An experienced guide can earn during the three months that a climbing season lasts until $10,000a figure several times higher than the average annual income of a Nepali.
“Before there were only a few expeditions,” recalls experienced Sherpa Phurba Tashi, who was born in the village of Khumjung and grew up with the image of his father and uncles accompanying climbers on the mountain.
This guide, who climbed up to 21 times on top of Everestwas testimony to the spectacular increase in the number of visitors.
“This served to improve our living conditions,” says Tashi.
Nepali climbers, most of them members of the Sherpa ethnic group, have accompanied expeditions to Everest since the first ascent attempts in 1920.
For this reason, the term sherpa became synonymous with mountaineering guides in the Himalayas and the role of these companions gained relevance and prestige over the decades.
“There has been a real evolution,” highlighted the Italian mountaineer Reinhold Messner in an interview with AFP in 2021, who highlighted the benefits of this for the country’s economy, in which more than 10% of the population works in the tourism sector.
– ‘Gift from the mountains’ –
The Khumbu region (east), where the route to climb Everest begins, welcomes about 50,000 foreign climbers every year.
“It is a gift from the mountains and we should thank the highest peak that has opened our region to tourism” and to the world, said Mingma Chhiri, mayor of Khumbu Pasanglhamu village.
To help the community he worked with, New Zealand mountaineer Edmund Hillary funded the first school in the region and even transported firewood to help in its construction.
Ang Tsering Sherpa, one of the first students of that school, became the owner of an agency specializing in excursions in the Himalayas.
“Thanks to mountaineering, young Sherpas have a better level of education,” says Tsering.
“A Sherpa can now aspire to become a doctor, an engineer or a businessman.
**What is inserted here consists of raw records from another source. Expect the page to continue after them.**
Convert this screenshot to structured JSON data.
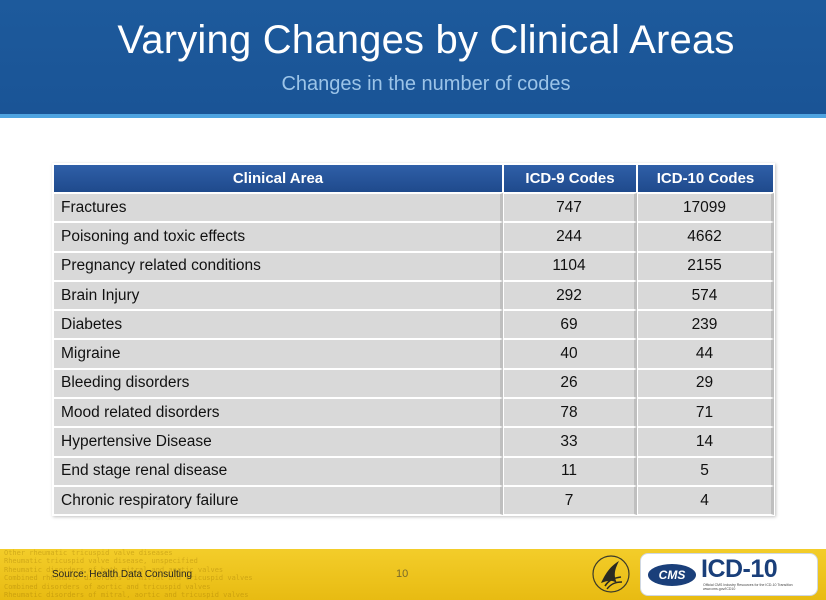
{
  "slide": {
    "title": "Varying Changes by Clinical Areas",
    "subtitle": "Changes in the number of codes"
  },
  "table": {
    "headers": [
      "Clinical Area",
      "ICD-9 Codes",
      "ICD-10 Codes"
    ],
    "rows": [
      [
        "Fractures",
        "747",
        "17099"
      ],
      [
        "Poisoning and toxic effects",
        "244",
        "4662"
      ],
      [
        "Pregnancy related conditions",
        "1104",
        "2155"
      ],
      [
        "Brain Injury",
        "292",
        "574"
      ],
      [
        "Diabetes",
        "69",
        "239"
      ],
      [
        "Migraine",
        "40",
        "44"
      ],
      [
        "Bleeding disorders",
        "26",
        "29"
      ],
      [
        "Mood related disorders",
        "78",
        "71"
      ],
      [
        "Hypertensive Disease",
        "33",
        "14"
      ],
      [
        "End stage renal disease",
        "11",
        "5"
      ],
      [
        "Chronic respiratory failure",
        "7",
        "4"
      ]
    ]
  },
  "footer": {
    "source": "Source:  Health Data Consulting",
    "page_number": "10",
    "cms_label": "CMS",
    "logo_text": "ICD-10",
    "logo_tagline": "Official CMS Industry Resources for the ICD-10 Transition www.cms.gov/ICD10",
    "background_code_lines": [
      "Other rheumatic tricuspid valve diseases",
      "Rheumatic tricuspid valve disease, unspecified",
      "Rheumatic disorders of both mitral and aortic valves",
      "Combined rheumatic disorders of mitral and tricuspid valves",
      "Combined disorders of aortic and tricuspid valves",
      "Rheumatic disorders of mitral, aortic and tricuspid valves"
    ]
  },
  "colors": {
    "header_blue": "#1d5a9c",
    "header_rule": "#4ea3e0",
    "subtitle": "#9cc4e8",
    "table_header": "#1f4a8c",
    "table_cell": "#d9d9d9",
    "footer_yellow": "#f3cd2a",
    "logo_blue": "#1a3f7a"
  },
  "icons": {
    "hhs_logo": "hhs-eagle-logo",
    "cms_logo": "cms-icd10-logo"
  }
}
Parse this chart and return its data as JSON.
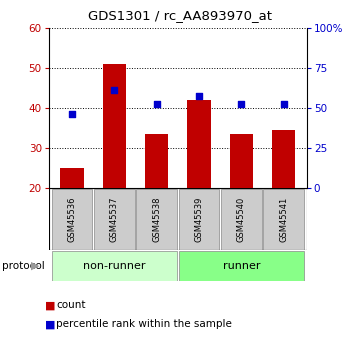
{
  "title": "GDS1301 / rc_AA893970_at",
  "samples": [
    "GSM45536",
    "GSM45537",
    "GSM45538",
    "GSM45539",
    "GSM45540",
    "GSM45541"
  ],
  "bar_values": [
    25,
    51,
    33.5,
    42,
    33.5,
    34.5
  ],
  "scatter_values": [
    38.5,
    44.5,
    41,
    43,
    41,
    41
  ],
  "bar_bottom": 20,
  "ylim_left": [
    20,
    60
  ],
  "ylim_right": [
    0,
    100
  ],
  "yticks_left": [
    20,
    30,
    40,
    50,
    60
  ],
  "yticks_right": [
    0,
    25,
    50,
    75,
    100
  ],
  "ytick_labels_left": [
    "20",
    "30",
    "40",
    "50",
    "60"
  ],
  "ytick_labels_right": [
    "0",
    "25",
    "50",
    "75",
    "100%"
  ],
  "bar_color": "#C00000",
  "scatter_color": "#0000CC",
  "groups": [
    {
      "label": "non-runner",
      "indices": [
        0,
        1,
        2
      ],
      "color": "#CCFFCC"
    },
    {
      "label": "runner",
      "indices": [
        3,
        4,
        5
      ],
      "color": "#88FF88"
    }
  ],
  "protocol_label": "protocol",
  "legend_count_label": "count",
  "legend_percentile_label": "percentile rank within the sample",
  "bar_width": 0.55
}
Anything he wants,” explains glaciologist Tenzing Chogyal, whose grandfather was part of the 1953 expedition.
In addition to benefiting the local economy, mountaineering has positive effects for the country as a whole.
Licenses to climb Everest, which cost about $11,000 to foreign mountaineers, contribute every year more than 5 million dollars to the coffers of the Nepalese state.